Ein Jahr nach Ibiza stellt die FPÖ beinah täglich zumindest rhetorisch unter Beweis, dass sie wieder in der Opposition ist. Allen voran kraft öffentlicher Auftritte von Klubchef Herbert Kickl, Sozialsprecherin Dagmar Belakowitsch und Generalsekretär Michael Schnedlitz. Und mit bemerkenswerten Auswirkungen.
Die einstige Regierungspartei liegt nach 26 Prozent (Nationalratswahl 2017) und 16,2 Prozent (Nationalratswahl 2019) derzeit in Umfragen auf 13 Prozent oder darunter. Was die FPÖ derzeit aus- oder kennzeichnet, das wissen selbst Parteigänger auf KURIER-Nachfrage nicht genau zu benennen. "Spagat“, "Schere“ und "Stillstand“ sind Worte, die oft fallen.
Ein Spagat zwischen Bundes-FPÖ und Landesparteien, zwischen Parteichef Norbert Hofer und Klubchef Herbert Kickl, zwischen radikalem Populismus und realpolitischen Themen.
Der FPÖ sei – da sind sich Parteigänger wie -kenner einig – nicht nur Strache, sondern auch das blaue Kernthema „Ausländerpolitik“ abhandengekommen. Die "soziale Heimatpartei“ wisse derzeit nicht, wofür sie stehe. Außer gegen die Regierung – und das sei à la longue zu wenig.
"Linke Sozial-, rechte Migrationspolitik"

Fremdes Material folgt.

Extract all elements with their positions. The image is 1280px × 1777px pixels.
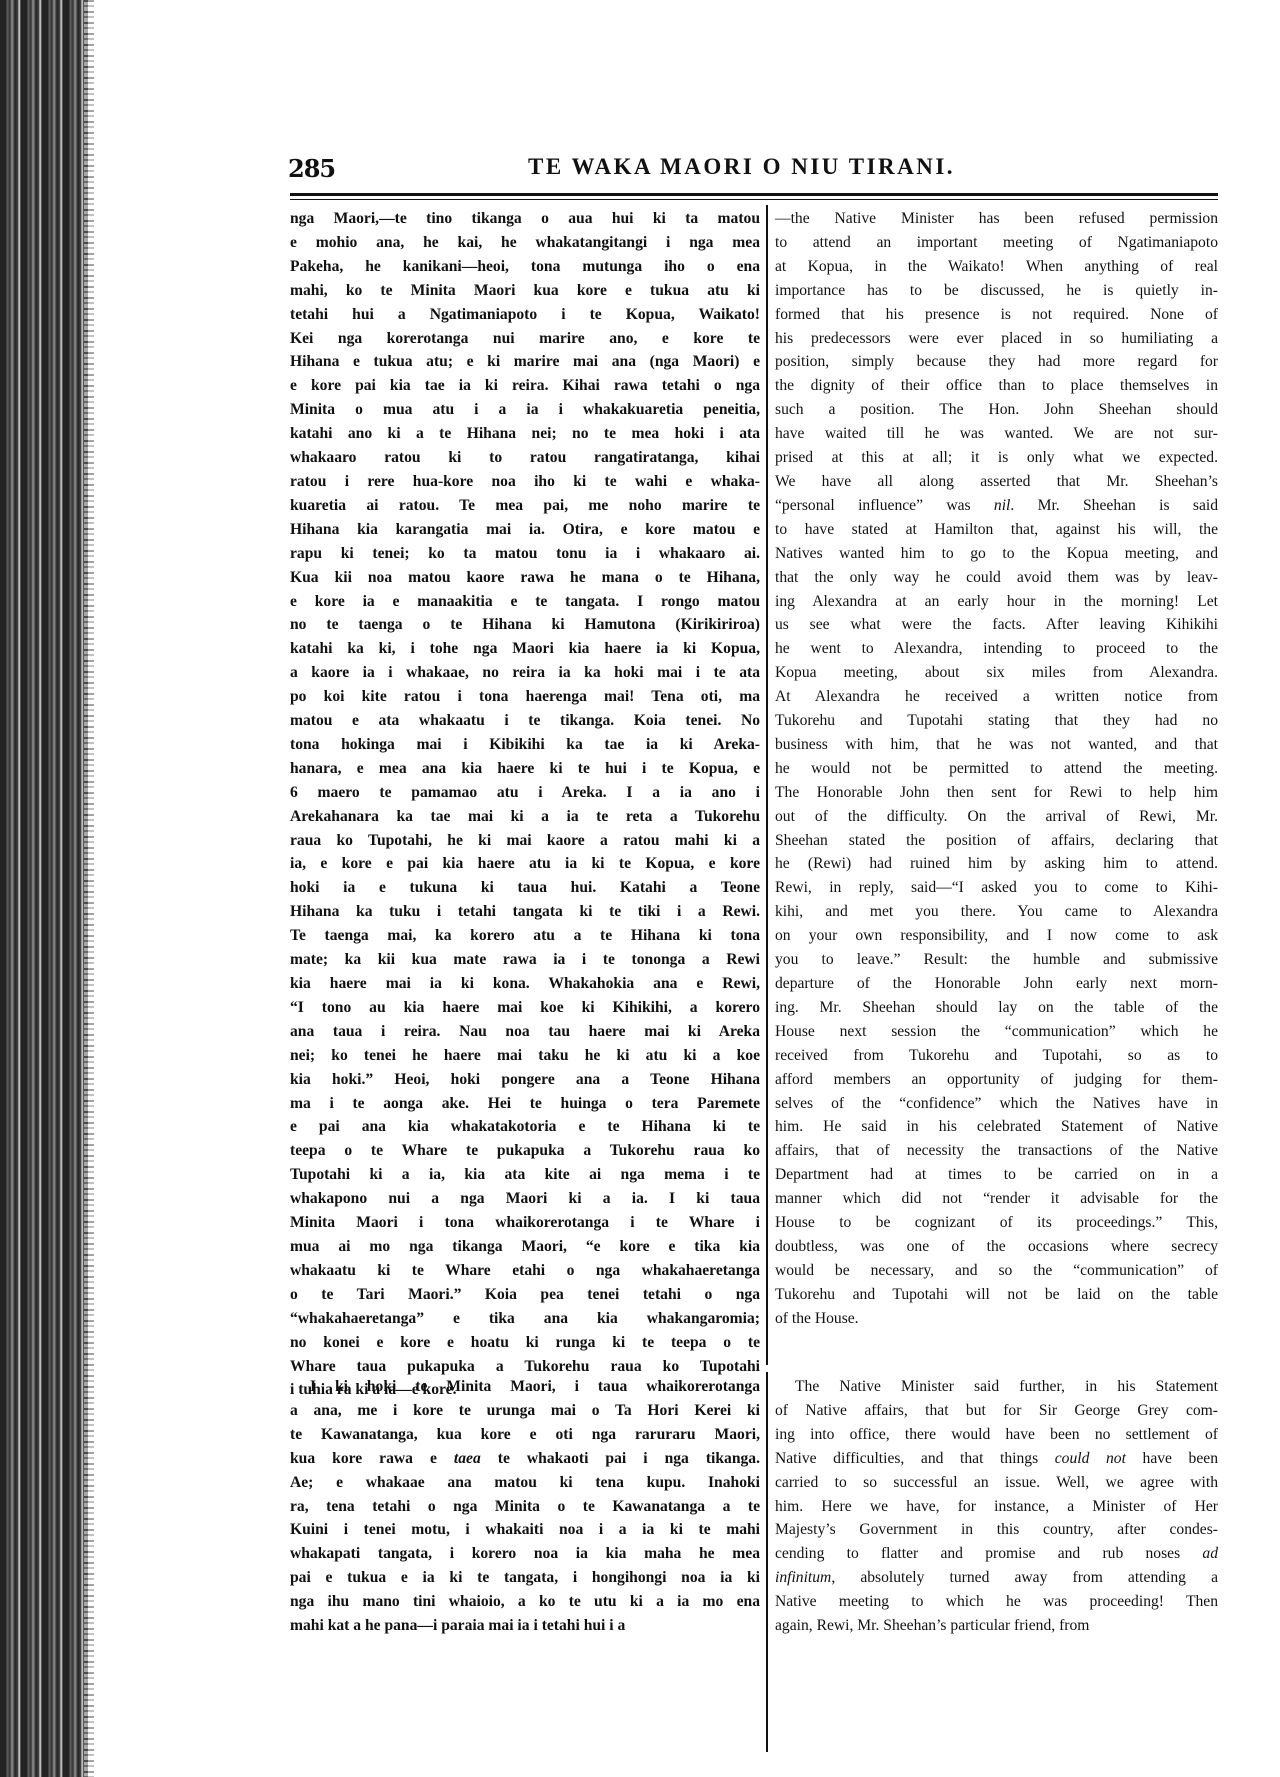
column-divider-bottom bbox=[766, 1372, 768, 1752]
text-line: importance has to be discussed, he is qu… bbox=[775, 279, 1218, 303]
text-line: Rewi, in reply, said—“I asked you to com… bbox=[775, 876, 1218, 900]
text-line: he went to Alexandra, intending to proce… bbox=[775, 637, 1218, 661]
text-line: “whakahaeretanga” e tika ana kia whakang… bbox=[290, 1307, 760, 1331]
text-line: Hihana kia karangatia mai ia. Otira, e k… bbox=[290, 518, 760, 542]
text-line: at Kopua, in the Waikato! When anything … bbox=[775, 255, 1218, 279]
text-line: hoki ia e tukuna ki taua hui. Katahi a T… bbox=[290, 876, 760, 900]
text-line: kia haere mai ia ki kona. Whakahokia ana… bbox=[290, 972, 760, 996]
text-line: Ae; e whakaae ana matou ki tena kupu. In… bbox=[290, 1471, 760, 1495]
text-line: raua ko Tupotahi, he ki mai kaore a rato… bbox=[290, 829, 760, 853]
text-line: of the House. bbox=[775, 1307, 1218, 1331]
text-line: he would not be permitted to attend the … bbox=[775, 757, 1218, 781]
text-line: Tukorehu and Tupotahi will not be laid o… bbox=[775, 1283, 1218, 1307]
text-line: Te taenga mai, ka korero atu a te Hihana… bbox=[290, 924, 760, 948]
text-line: prised at this at all; it is only what w… bbox=[775, 446, 1218, 470]
text-line: again, Rewi, Mr. Sheehan’s particular fr… bbox=[775, 1614, 1218, 1638]
text-line: House next session the “communication” w… bbox=[775, 1020, 1218, 1044]
text-line: ing into office, there would have been n… bbox=[775, 1423, 1218, 1447]
text-line: e mohio ana, he kai, he whakatangitangi … bbox=[290, 231, 760, 255]
text-line: nei; ko tenei he haere mai taku he ki at… bbox=[290, 1044, 760, 1068]
text-line: ratou i rere hua-kore noa iho ki te wahi… bbox=[290, 470, 760, 494]
text-line: no te taenga o te Hihana ki Hamutona (Ki… bbox=[290, 613, 760, 637]
text-line: the dignity of their office than to plac… bbox=[775, 374, 1218, 398]
text-line: affairs, that of necessity the transacti… bbox=[775, 1139, 1218, 1163]
text-line: his predecessors were ever placed in so … bbox=[775, 327, 1218, 351]
text-line: formed that his presence is not required… bbox=[775, 303, 1218, 327]
text-line: Minita o mua atu i a ia i whakakuaretia … bbox=[290, 398, 760, 422]
text-line: have waited till he was wanted. We are n… bbox=[775, 422, 1218, 446]
text-line: departure of the Honorable John early ne… bbox=[775, 972, 1218, 996]
text-line: afford members an opportunity of judging… bbox=[775, 1068, 1218, 1092]
text-line: infinitum, absolutely turned away from a… bbox=[775, 1566, 1218, 1590]
text-line: him. Here we have, for instance, a Minis… bbox=[775, 1495, 1218, 1519]
maori-column-top: nga Maori,—te tino tikanga o aua hui ki … bbox=[290, 207, 760, 1402]
text-line: Pakeha, he kanikani—heoi, tona mutunga i… bbox=[290, 255, 760, 279]
text-line: Department had at times to be carried on… bbox=[775, 1163, 1218, 1187]
text-line: cending to flatter and promise and rub n… bbox=[775, 1542, 1218, 1566]
text-line: that the only way he could avoid them wa… bbox=[775, 566, 1218, 590]
text-line: whakapono nui a nga Maori ki a ia. I ki … bbox=[290, 1187, 760, 1211]
text-line: tona hokinga mai i Kibikihi ka tae ia ki… bbox=[290, 733, 760, 757]
text-line: ma i te aonga ake. Hei te huinga o tera … bbox=[290, 1092, 760, 1116]
text-line: tetahi hui a Ngatimaniapoto i te Kopua, … bbox=[290, 303, 760, 327]
text-line: House to be cognizant of its proceedings… bbox=[775, 1211, 1218, 1235]
text-line: selves of the “confidence” which the Nat… bbox=[775, 1092, 1218, 1116]
text-line: received from Tukorehu and Tupotahi, so … bbox=[775, 1044, 1218, 1068]
english-column-top: —the Native Minister has been refused pe… bbox=[775, 207, 1218, 1331]
text-line: he (Rewi) had ruined him by asking him t… bbox=[775, 852, 1218, 876]
text-line: nga ihu mano tini whaioio, a ko te utu k… bbox=[290, 1590, 760, 1614]
text-line: The Native Minister said further, in his… bbox=[775, 1375, 1218, 1399]
text-line: —the Native Minister has been refused pe… bbox=[775, 207, 1218, 231]
text-line: Natives wanted him to go to the Kopua me… bbox=[775, 542, 1218, 566]
text-line: whakaatu ki te Whare etahi o nga whakaha… bbox=[290, 1259, 760, 1283]
text-line: whakapati tangata, i korero noa ia kia m… bbox=[290, 1542, 760, 1566]
text-line: e pai ana kia whakatakotoria e te Hihana… bbox=[290, 1115, 760, 1139]
text-line: pai e tukua e ia ki te tangata, i hongih… bbox=[290, 1566, 760, 1590]
text-line: on your own responsibility, and I now co… bbox=[775, 924, 1218, 948]
text-line: whakaaro ratou ki to ratou rangatiratang… bbox=[290, 446, 760, 470]
text-line: Tupotahi ki a ia, kia ata kite ai nga me… bbox=[290, 1163, 760, 1187]
text-line: Arekahanara ka tae mai ki a ia te reta a… bbox=[290, 805, 760, 829]
text-line: Kua kii noa matou kaore rawa he mana o t… bbox=[290, 566, 760, 590]
text-line: manner which did not “render it advisabl… bbox=[775, 1187, 1218, 1211]
text-line: mahi, ko te Minita Maori kua kore e tuku… bbox=[290, 279, 760, 303]
text-line: “personal influence” was nil. Mr. Sheeha… bbox=[775, 494, 1218, 518]
text-line: nga Maori,—te tino tikanga o aua hui ki … bbox=[290, 207, 760, 231]
text-line: ing. Mr. Sheehan should lay on the table… bbox=[775, 996, 1218, 1020]
column-divider-top bbox=[766, 205, 768, 1365]
text-line: no konei e kore e hoatu ki runga ki te t… bbox=[290, 1331, 760, 1355]
english-column-bottom: The Native Minister said further, in his… bbox=[775, 1375, 1218, 1638]
text-line: kuaretia ai ratou. Te mea pai, me noho m… bbox=[290, 494, 760, 518]
text-line: Kuini i tenei motu, i whakaiti noa i a i… bbox=[290, 1518, 760, 1542]
text-line: Native meeting to which he was proceedin… bbox=[775, 1590, 1218, 1614]
text-line: carried to so successful an issue. Well,… bbox=[775, 1471, 1218, 1495]
text-line: katahi ka ki, i tohe nga Maori kia haere… bbox=[290, 637, 760, 661]
text-line: Sheehan stated the position of affairs, … bbox=[775, 829, 1218, 853]
text-line: to have stated at Hamilton that, against… bbox=[775, 518, 1218, 542]
text-line: ra, tena tetahi o nga Minita o te Kawana… bbox=[290, 1495, 760, 1519]
text-line: kia hoki.” Heoi, hoki pongere ana a Teon… bbox=[290, 1068, 760, 1092]
text-line: We have all along asserted that Mr. Shee… bbox=[775, 470, 1218, 494]
text-line: Hihana e tukua atu; e ki marire mai ana … bbox=[290, 350, 760, 374]
header-rule-thick bbox=[290, 193, 1218, 196]
maori-column-bottom: I ki hoki te Minita Maori, i taua whaiko… bbox=[290, 1375, 760, 1638]
text-line: position, simply because they had more r… bbox=[775, 350, 1218, 374]
text-line: katahi ano ki a te Hihana nei; no te mea… bbox=[290, 422, 760, 446]
text-line: matou e ata whakaatu i te tikanga. Koia … bbox=[290, 709, 760, 733]
text-line: te Kawanatanga, kua kore e oti nga rarur… bbox=[290, 1423, 760, 1447]
text-line: Kei nga korerotanga nui marire ano, e ko… bbox=[290, 327, 760, 351]
text-line: o te Tari Maori.” Koia pea tenei tetahi … bbox=[290, 1283, 760, 1307]
text-line: kihi, and met you there. You came to Ale… bbox=[775, 900, 1218, 924]
text-line: “I tono au kia haere mai koe ki Kihikihi… bbox=[290, 996, 760, 1020]
text-line: ing Alexandra at an early hour in the mo… bbox=[775, 590, 1218, 614]
text-line: mate; ka kii kua mate rawa ia i te tonon… bbox=[290, 948, 760, 972]
text-line: to attend an important meeting of Ngatim… bbox=[775, 231, 1218, 255]
text-line: doubtless, was one of the occasions wher… bbox=[775, 1235, 1218, 1259]
text-line: mahi kat a he pana—i paraia mai ia i tet… bbox=[290, 1614, 760, 1638]
text-line: Hihana ka tuku i tetahi tangata ki te ti… bbox=[290, 900, 760, 924]
text-line: ana taua i reira. Nau noa tau haere mai … bbox=[290, 1020, 760, 1044]
text-line: 6 maero te pamamao atu i Areka. I a ia a… bbox=[290, 781, 760, 805]
page-header: 285 TE WAKA MAORI O NIU TIRANI. bbox=[288, 150, 1148, 188]
text-line: him. He said in his celebrated Statement… bbox=[775, 1115, 1218, 1139]
text-line: hanara, e mea ana kia haere ki te hui i … bbox=[290, 757, 760, 781]
text-line: business with him, that he was not wante… bbox=[775, 733, 1218, 757]
text-line: teepa o te Whare te pukapuka a Tukorehu … bbox=[290, 1139, 760, 1163]
text-line: of Native affairs, that but for Sir Geor… bbox=[775, 1399, 1218, 1423]
masthead-title: TE WAKA MAORI O NIU TIRANI. bbox=[528, 154, 955, 180]
text-line: mua ai mo nga tikanga Maori, “e kore e t… bbox=[290, 1235, 760, 1259]
text-line: a kaore ia i whakaae, no reira ia ka hok… bbox=[290, 661, 760, 685]
text-line: I ki hoki te Minita Maori, i taua whaiko… bbox=[290, 1375, 760, 1399]
text-line: kua kore rawa e taea te whakaoti pai i n… bbox=[290, 1447, 760, 1471]
text-line: ia, e kore e pai kia haere atu ia ki te … bbox=[290, 852, 760, 876]
header-rule-thin bbox=[290, 199, 1218, 200]
text-line: e kore pai kia tae ia ki reira. Kihai ra… bbox=[290, 374, 760, 398]
text-line: rapu ki tenei; ko ta matou tonu ia i wha… bbox=[290, 542, 760, 566]
text-line: you to leave.” Result: the humble and su… bbox=[775, 948, 1218, 972]
text-line: Tukorehu and Tupotahi stating that they … bbox=[775, 709, 1218, 733]
text-line: Native difficulties, and that things cou… bbox=[775, 1447, 1218, 1471]
text-line: At Alexandra he received a written notic… bbox=[775, 685, 1218, 709]
text-line: Kopua meeting, about six miles from Alex… bbox=[775, 661, 1218, 685]
text-line: such a position. The Hon. John Sheehan s… bbox=[775, 398, 1218, 422]
text-line: out of the difficulty. On the arrival of… bbox=[775, 805, 1218, 829]
text-line: us see what were the facts. After leavin… bbox=[775, 613, 1218, 637]
text-line: Majesty’s Government in this country, af… bbox=[775, 1518, 1218, 1542]
scanned-binding-edge bbox=[0, 0, 88, 1777]
text-line: a ana, me i kore te urunga mai o Ta Hori… bbox=[290, 1399, 760, 1423]
text-line: The Honorable John then sent for Rewi to… bbox=[775, 781, 1218, 805]
text-line: would be necessary, and so the “communic… bbox=[775, 1259, 1218, 1283]
text-line: e kore ia e manaakitia e te tangata. I r… bbox=[290, 590, 760, 614]
page-number: 285 bbox=[288, 154, 335, 183]
text-line: po koi kite ratou i tona haerenga mai! T… bbox=[290, 685, 760, 709]
page-gutter-shadow bbox=[84, 0, 94, 1777]
text-line: Minita Maori i tona whaikorerotanga i te… bbox=[290, 1211, 760, 1235]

"Die FPÖ hat immer mit linker Sozialpolitik, rechter Migrationspolitik und Wirtschaftskompetenz gepunktet“, sagt ein Freiheitlicher, der wie alle vom KURIER Befragten nicht namentlich genannt werden will. Die Partei sei in einem schlechten Zustand, da wolle man nicht zusätzlich Öl ins Feuer gießen, zumal das nächste Ungemach drohe. Der Ibiza-Untersuchungsausschuss ab Sommer und die Wien-Wahl am 11. Oktober.
"Wenn ich Fraktionsführer einer anderen Partei bin, lade ich alle Freiheitlichen vor, um der Partei nur ja für die Wien-Wahl zu schaden“, sagt ein FPÖ-Mandatar. "Die Frage in Wien ist nicht, ob wir ein- oder noch zweistellig sind. Die Frage ist, ob Strache vor oder hinter uns liegt“, sagt ein anderer.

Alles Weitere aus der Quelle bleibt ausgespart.